Esto se podía apreciar en distintos episodios, y en los esfuerzos por regresar al niño Elián González, a los Cinco Héroes o en las explicaciones sobre el carácter de la Ley Helms-Burton, por solo mencionar algunos, esas dimensiones de la idea y la acción combinadas en un individuo se reiteraron muchas veces.
Sobre todo, cuando el tema era más difícil y complicado, al menos en público, su voz adquiría una cadencia más pausada, con la cual iba acentuando sus argumentos. Tal parecía que, en algún instante, llegaría a hablar en sílabas para encontrarnos con un método muy personal de acuñar sus ideas, acompañado de una mirada fuerte y, en ocasiones, hasta desafiante.
Sin embargo, esa misma cadencia desaparecía al llegar el enfrentamiento directo.

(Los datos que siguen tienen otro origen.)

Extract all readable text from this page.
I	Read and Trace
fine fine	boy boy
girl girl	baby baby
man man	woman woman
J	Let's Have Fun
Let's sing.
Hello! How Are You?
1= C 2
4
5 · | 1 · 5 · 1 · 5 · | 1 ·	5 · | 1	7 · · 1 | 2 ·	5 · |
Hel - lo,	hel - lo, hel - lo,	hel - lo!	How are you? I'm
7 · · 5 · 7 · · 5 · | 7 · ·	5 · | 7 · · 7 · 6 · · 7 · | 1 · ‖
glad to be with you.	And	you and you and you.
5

En una ocasión, durante una coyuntura muy complicada del país en los años 90, en la cual Alarcón recibió el mandato del Estado de representar a Cuba en unas negociaciones, se conoció de un episodio donde las palabras del diplomático se alejaron de la contención ante la soberbia de los representantes de Estados Unidos.
Y ahí aparecía el indicador hacia otros detalles poco conocidos: ¿quién era ese jovencito de pelo negro que designaron embajador en la ONU y cuya historia personal sustentaba al diplomático y político en su madurez?, ¿cuál era su vivencia anterior?
Sí dijéramos que era un muchacho que se adentró en la clandestinidad, que salía de las sombras y volvía a ella durante la lucha contra Batista, que se codeó con varios de los principales líderes del movimiento revolucionario, entonces algunos se asombrarían.
Siempre nos hemos preguntado cuáles eran las razones de la devoción que Ricardo Alarcón de Quesada demostraba hacia Gerardo Abreu Fontán, una de las figuras míticas de la lucha clandestina en La Habana. Esa interrogante se ha añadido a otras: la de su acción diplomática, donde mucho vale el olfato y la agudeza para saber actuar en el momento adecuado en la esgrima de las negociones cara a cara.
Allí su vida, esa trayectoria fecunda, la cual dejó de existir en vísperas de este 1ro. de mayo, tiene mucho que decir a los investigadores. Entre papeles y anécdotas de sus compañeros y compañeras de trabajo, de seguro que se encontrará esa otra dimensión oculta de Ricardo Alarcón de Quesada: la de un héroe en silencio desde los momentos más trascendentes de la Historia. No dejemos que caiga en el olvido.